Er wordt hier vanuit de tijd van de profeet Jesaja (te beginnen in 740/739 v. Chr) een profetie voor de voor het volk Israël nabije toekomst in de 1e eeuw geuit en die voorzegging werd werkelijkheid met de geboorte van een kind, een zoon, die op een bepaald moment in de 1e eeuw geboren werd om een Licht te zijn voor het volk Israël en voor de overige volken.
Van smaad gaat het voor Irsraël naar eer, want er komt Licht na duisternis, want er komt met de Messias een koning.
In Mat. 4:12-17 wordt naar Jes. 8:23-9:1 verwezen. Dat kind, die zoon, was en is Jezus. Deze Zoon wordt o.a. in Jes. 9:5 “Wonderbaar Raadsman” genoemd. Hoe kon deze Zoon dat zijn?
Jes. 11:1-5 geeft hier antwoord op: 1” En er zal een rijsje voortkomen uit de tronk van Isaï en een scheut uit zijn wortelen zal vrucht dragen. 2 En op hem zal de Geest des HEREN rusten, de Geest van wijsheid en verstand, de Geest van raad en sterkte, de Geest van kennis en vreze des HEREN; 3 ja, zijn lust zal zijn in de vreze des HEREN. Hij zal niet richten naar hetgeen zijn ogen zien, noch rechtspreken naar hetgeen zijn oren horen; 4 want hij zal de geringen in gerechtigheid richten en over de ootmoedigen des lands in billijkheid rechtspreken, maar hij zal de aarde slaan met de roede zijns monds en met de adem zijner lippen de goddeloze doden. 5 Gerechtigheid zal de gordel zijner lendenen zijn en trouw de gordel zijner heupen.”
In Jes. 9:6 werd gesproken over “recht en gerechtigheid” waarmee de heerschappij van de Zoon gepaard zou gaan gedurende zijn regering, iets waarover hierboven ook in Jes. 11:3-5 wordt gesproken.
Deze Zoon wordt naast “Wonderbaar Raadsman” ook “Sterke God” (El Gibor) genoemd. Deze titel komt weer voor in Jes. 10:20-23, waar in naar voren komt dat wanneer deze koning wordt gezalfd en als zowel, profeet, koning en hogepriester van het volk Israël wordt aangesteld, slechts een rest zich zal bekeren tot de Sterke God (el gibor), de gezalfde koning Jezus.

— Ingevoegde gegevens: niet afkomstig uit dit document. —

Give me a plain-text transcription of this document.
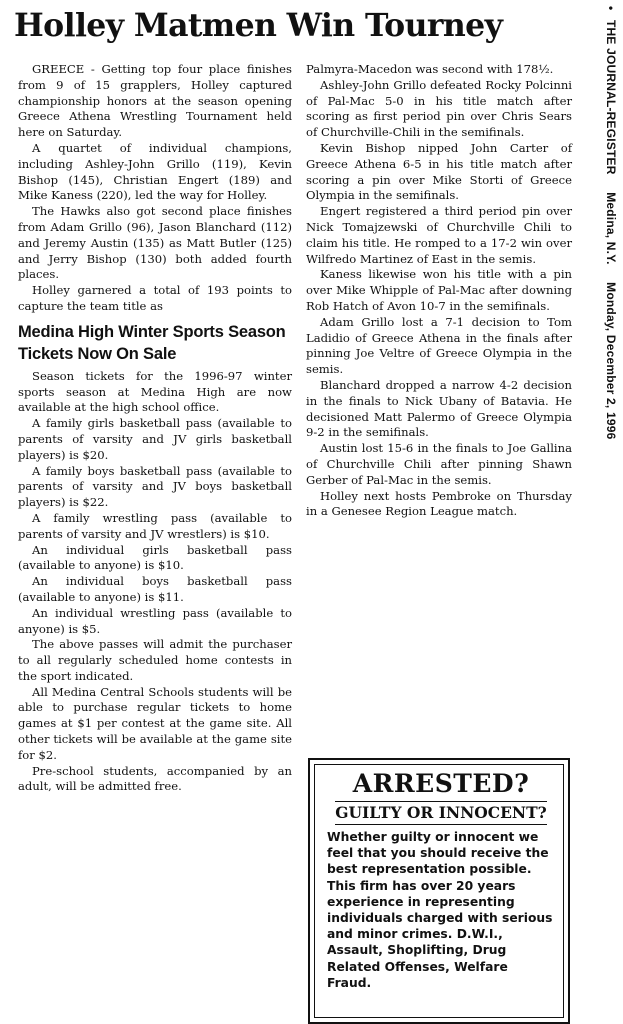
Holley Matmen Win Tourney	• THE JOURNAL-REGISTER Medina, N.Y. Monday, December 2, 1996

GREECE - Getting top four place finishes from 9 of 15 grapplers, Holley captured championship honors at the season opening Greece Athena Wrestling Tournament held here on Saturday.

A quartet of individual champions, including Ashley-John Grillo (119), Kevin Bishop (145), Christian Engert (189) and Mike Kaness (220), led the way for Holley.

The Hawks also got second place finishes from Adam Grillo (96), Jason Blanchard (112) and Jeremy Austin (135) as Matt Butler (125) and Jerry Bishop (130) both added fourth places.

Holley garnered a total of 193 points to capture the team title as

Medina High Winter Sports Season Tickets Now On Sale

Season tickets for the 1996-97 winter sports season at Medina High are now available at the high school office.

A family girls basketball pass (available to parents of varsity and JV girls basketball players) is $20.

A family boys basketball pass (available to parents of varsity and JV boys basketball players) is $22.

A family wrestling pass (available to parents of varsity and JV wrestlers) is $10.

An individual girls basketball pass (available to anyone) is $10.

An individual boys basketball pass (available to anyone) is $11.

An individual wrestling pass (available to anyone) is $5.

The above passes will admit the purchaser to all regularly scheduled home contests in the sport indicated.

All Medina Central Schools students will be able to purchase regular tickets to home games at $1 per contest at the game site. All other tickets will be available at the game site for $2.

Pre-school students, accompanied by an adult, will be admitted free.

Palmyra-Macedon was second with 178½.

Ashley-John Grillo defeated Rocky Polcinni of Pal-Mac 5-0 in his title match after scoring as first period pin over Chris Sears of Churchville-Chili in the semifinals.

Kevin Bishop nipped John Carter of Greece Athena 6-5 in his title match after scoring a pin over Mike Storti of Greece Olympia in the semifinals.

Engert registered a third period pin over Nick Tomajzewski of Churchville Chili to claim his title. He romped to a 17-2 win over Wilfredo Martinez of East in the semis.

Kaness likewise won his title with a pin over Mike Whipple of Pal-Mac after downing Rob Hatch of Avon 10-7 in the semifinals.

Adam Grillo lost a 7-1 decision to Tom Ladidio of Greece Athena in the finals after pinning Joe Veltre of Greece Olympia in the semis.

Blanchard dropped a narrow 4-2 decision in the finals to Nick Ubany of Batavia. He decisioned Matt Palermo of Greece Olympia 9-2 in the semifinals.

Austin lost 15-6 in the finals to Joe Gallina of Churchville Chili after pinning Shawn Gerber of Pal-Mac in the semis.

Holley next hosts Pembroke on Thursday in a Genesee Region League match.

ARRESTED?
GUILTY OR INNOCENT?
Whether guilty or innocent we feel that you should receive the best representation possible. This firm has over 20 years experience in representing individuals charged with serious and minor crimes. D.W.I., Assault, Shoplifting, Drug Related Offenses, Welfare Fraud.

Jes. 10:20-23 zegt :20 En het zal te dien dage geschieden, dat de rest van Israël en wat van Jakobs huis ontkomen is, niet langer zullen steunen op hem die ze sloeg, maar in waarheid steunen zullen op de HERE, de Heilige Israëls. 21 Een rest zal zich bekeren, de rest van Jakob, tot de sterke God. 22 Want , al ware uw volk, o Israël, als het zand der zee, een rest daaronder zal zich bekeren; verdelging is vast besloten, overvloeiende van gerechtigheid. 23 Ja, een verdelging die vast besloten is, voltrekt de Here, de HERE der heerscharen, in het midden van de ganse aarde.

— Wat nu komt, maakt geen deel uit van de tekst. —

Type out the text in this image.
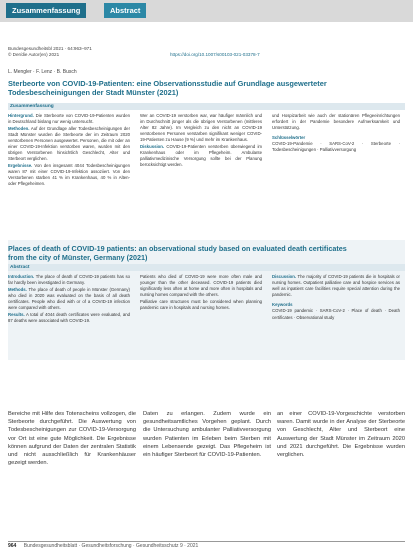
Zusammenfassung	Abstract
Bundesgesundheitsbl 2021 · 64:963–971
https://doi.org/10.1007/s00103-021-03378-7
© Der/die Autor(en) 2021
L. Mengler · F. Lenz · B. Busch
Sterbeorte von COVID-19-Patienten: eine Observationsstudie auf Grundlage ausgewerteter Todesbescheinigungen der Stadt Münster (2021)
Zusammenfassung

Hintergrund. Die Sterbeorte von COVID-19-Patienten wurden in Deutschland bislang nur wenig untersucht.

Methoden. Auf der Grundlage aller Todesbescheinigungen der Stadt Münster wurden die Sterbeorte der im Zeitraum 2020 verstorbenen Personen ausgewertet. Personen, die mit oder an einer COVID-19-Infektion verstorben waren, wurden mit den übrigen Verstorbenen hinsichtlich Geschlecht, Alter und Sterbeort verglichen.

Ergebnisse. Von den insgesamt 4044 Todesbescheinigungen waren 87 mit einer COVID-19-Infektion assoziiert. Von den Verstorbenen starben 41 % im Krankenhaus, 40 % in Alten- oder Pflegeheimen.

Wer an COVID-19 verstorben war, war häufiger männlich und im Durchschnitt jünger als die übrigen Verstorbenen (mittleres Alter 82 Jahre). Im Vergleich zu den nicht an COVID-19 verstorbenen Personen verstarben signifikant weniger COVID-19-Patienten zu Hause (9 %) und mehr im Krankenhaus.

Diskussion. COVID-19-Patienten versterben überwiegend im Krankenhaus oder im Pflegeheim. Ambulante palliativmedizinische Versorgung sollte bei der Planung berücksichtigt werden.

und Hospizarbeit wie auch der stationären Pflegeeinrichtungen erfordert in der Pandemie besondere Aufmerksamkeit und Unterstützung.

Schlüsselwörter
COVID-19-Pandemie · SARS-CoV-2 · Sterbeorte · Todesbescheinigungen · Palliativversorgung

Places of death of COVID-19 patients: an observational study based on evaluated death certificates from the city of Münster, Germany (2021)
Abstract

Introduction. The place of death of COVID-19 patients has so far hardly been investigated in Germany.

Methods. The place of death of people in Münster (Germany) who died in 2020 was evaluated on the basis of all death certificates. People who died with or of a COVID-19 infection were compared with others.

Results. A total of 4044 death certificates were evaluated, and 87 deaths were associated with COVID-19.

Patients who died of COVID-19 were more often male and younger than the other deceased. COVID-19 patients died significantly less often at home and more often in hospitals and nursing homes compared with the others.

Palliative care structures must be considered when planning pandemic care in hospitals and nursing homes.

Discussion. The majority of COVID-19 patients die in hospitals or nursing homes. Outpatient palliative care and hospice services as well as inpatient care facilities require special attention during the pandemic.

Keywords
COVID-19 pandemic · SARS-CoV-2 · Place of death · Death certificates · Observational study

Bereiche mit Hilfe des Totenscheins vollzogen, die Sterbeorte durchgeführt. Die Auswertung von Todesbescheinigungen zur COVID-19-Versorgung vor Ort ist eine gute Möglichkeit. Die Ergebnisse können aufgrund der Daten der zentralen Statistik und nicht ausschließlich für Krankenhäuser gezeigt werden.
Daten zu erlangen. Zudem wurde ein gesundheitsamtliches Vorgehen geplant. Durch die Untersuchung ambulanter Palliativversorgung wurden Patienten im Erleben beim Sterben mit einem Lebensende gezeigt. Das Pflegeheim ist ein häufiger Sterbeort für COVID-19-Patienten.
an einer COVID-19-Vorgeschichte verstorben waren. Damit wurde in der Analyse der Sterbeorte von Geschlecht, Alter und Sterbeort eine Auswertung der Stadt Münster im Zeitraum 2020 und 2021 durchgeführt. Die Ergebnisse wurden verglichen.
964 Bundesgesundheitsblatt · Gesundheitsforschung · Gesundheitsschutz 9 · 2021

Slechts een rest van het volk Israël zal zich uiteindelijk bekeren tot de Sterke God Jezus gedurende zijn regering vanaf ruwweg zijn 1e komst tot aan zijn toekomstige 2e komst.
De apostel Paulus citeert in Rom. 10:27-28 de bovengenoemde profetie van Jesaja 10:22-23 dat al was het getal der kinderen Israëls ook als het zand der zee, dat er slechts een overschot, een rest van het volk behouden zou worden gedurende Jezus’ regering die beschreven staat in Jes. 9:5-6. De anderen zijn door de afwijzing, door het zich niet bekeren tot de Sterke God Jezus, gedoemd tot de dood.

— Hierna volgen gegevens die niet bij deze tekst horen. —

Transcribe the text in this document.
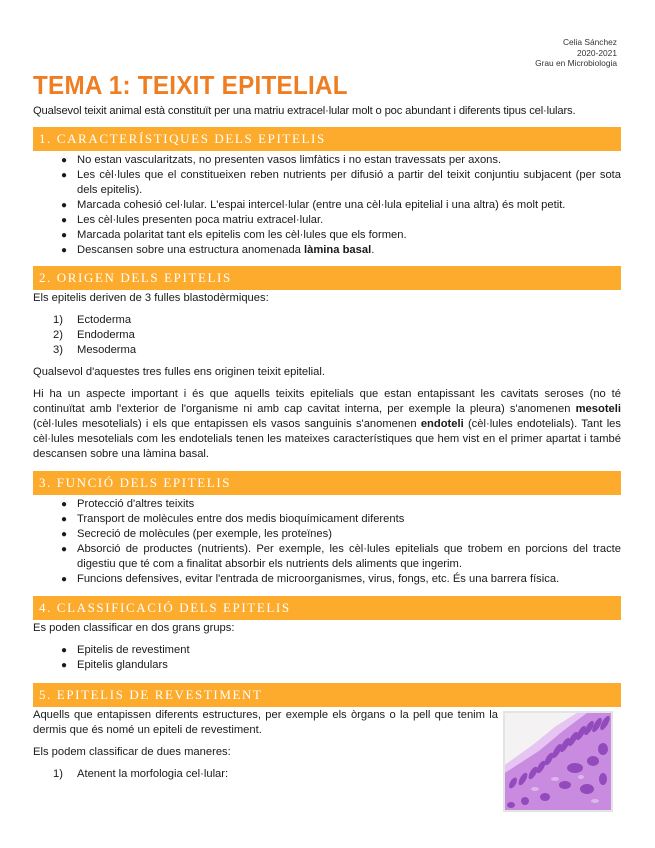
Celia Sánchez
2020-2021
Grau en Microbiologia
TEMA 1: TEIXIT EPITELIAL
Qualsevol teixit animal està constituït per una matriu extracel·lular molt o poc abundant i diferents tipus cel·lulars.
1. CARACTERÍSTIQUES DELS EPITELIS
● No estan vascularitzats, no presenten vasos limfàtics i no estan travessats per axons.
● Les cèl·lules que el constitueixen reben nutrients per difusió a partir del teixit conjuntiu subjacent (per sota dels epitelis).
● Marcada cohesió cel·lular. L'espai intercel·lular (entre una cèl·lula epitelial i una altra) és molt petit.
● Les cèl·lules presenten poca matriu extracel·lular.
● Marcada polaritat tant els epitelis com les cèl·lules que els formen.
● Descansen sobre una estructura anomenada làmina basal.
2. ORIGEN DELS EPITELIS

Els epitelis deriven de 3 fulles blastodèrmiques:

1) Ectoderma
2) Endoderma
3) Mesoderma

Qualsevol d'aquestes tres fulles ens originen teixit epitelial.

Hi ha un aspecte important i és que aquells teixits epitelials que estan entapissant les cavitats seroses (no té continuïtat amb l'exterior de l'organisme ni amb cap cavitat interna, per exemple la pleura) s'anomenen mesoteli (cèl·lules mesotelials) i els que entapissen els vasos sanguinis s'anomenen endoteli (cèl·lules endotelials). Tant les cèl·lules mesotelials com les endotelials tenen les mateixes característiques que hem vist en el primer apartat i també descansen sobre una làmina basal.

3. FUNCIÓ DELS EPITELIS
● Protecció d'altres teixits
● Transport de molècules entre dos medis bioquímicament diferents
● Secreció de molècules (per exemple, les proteïnes)
● Absorció de productes (nutrients). Per exemple, les cèl·lules epitelials que trobem en porcions del tracte digestiu que té com a finalitat absorbir els nutrients dels aliments que ingerim.
● Funcions defensives, evitar l'entrada de microorganismes, virus, fongs, etc. És una barrera física.
4. CLASSIFICACIÓ DELS EPITELIS

Es poden classificar en dos grans grups:

● Epitelis de revestiment
● Epitelis glandulars
5. EPITELIS DE REVESTIMENT

Aquells que entapissen diferents estructures, per exemple els òrgans o la pell que tenim la dermis que és nomé un epiteli de revestiment.

Els podem classificar de dues maneres:

1) Atenent la morfologia cel·lular:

De Vrede die door Jezus wordt gegeven is de Vrede tussen God en de mensen die Jezus aanvaarden als hun koning en als de door God de Vader gegeven verlosser van de dood.
Jes. 11:6-10 is min of meer poëtische taal, een beschrijving van de vrede tussen mensen, beschreven als mensen en dieren die met elkaar in vrede leven ondanks verschillende karakters en omstandigheden en levensduur, en dus een beschrijving van het ideaal wat God en Jezus willen bewerkstelligen en nastreven, nl. de heelheid der menselijke schepping doordat men zoals vers 9 samenvat geen kwaad doet noch verderf sticht op de gehele “heilige berg”, want de aarde zou vol zijn van de kennis van Jahweh zoals de wateren de bodem der zee bedekken.
Die Vrede wordt dan ook bij de letterlijke geboorte van het kind, de Zoon, bekend gemaakt aan de herders met de woorden in Lucas 2:8-17, waar staat: “8 En er waren herders in diezelfde landstreek, die zich ophielden in het veld en des nachts de wacht hielden over hun kudde. 9 En opeens stond een engel des Heren bij hen en de heerlijkheid des Heren omstraalde hen, en zij vreesden met grote vreze. 10 En de engel zeide tot hen: Weest niet bevreesd, want zie, ik verkondig u grote blijdschap, die heel het volk zal ten deel vallen: 11 U is heden de Heiland geboren, namelijk Christus, de Here, in de stad van David. 12 En dit zij u het teken: Gij zult een kind vinden in doeken gewikkeld en liggende in een kribbe. 13 En plotseling was er bij de engel een grote hemelse legermacht, die God loofde, zeggende: 14 Ere zij God in den hoge, en vrede op aarde bij mensen des welbehagens .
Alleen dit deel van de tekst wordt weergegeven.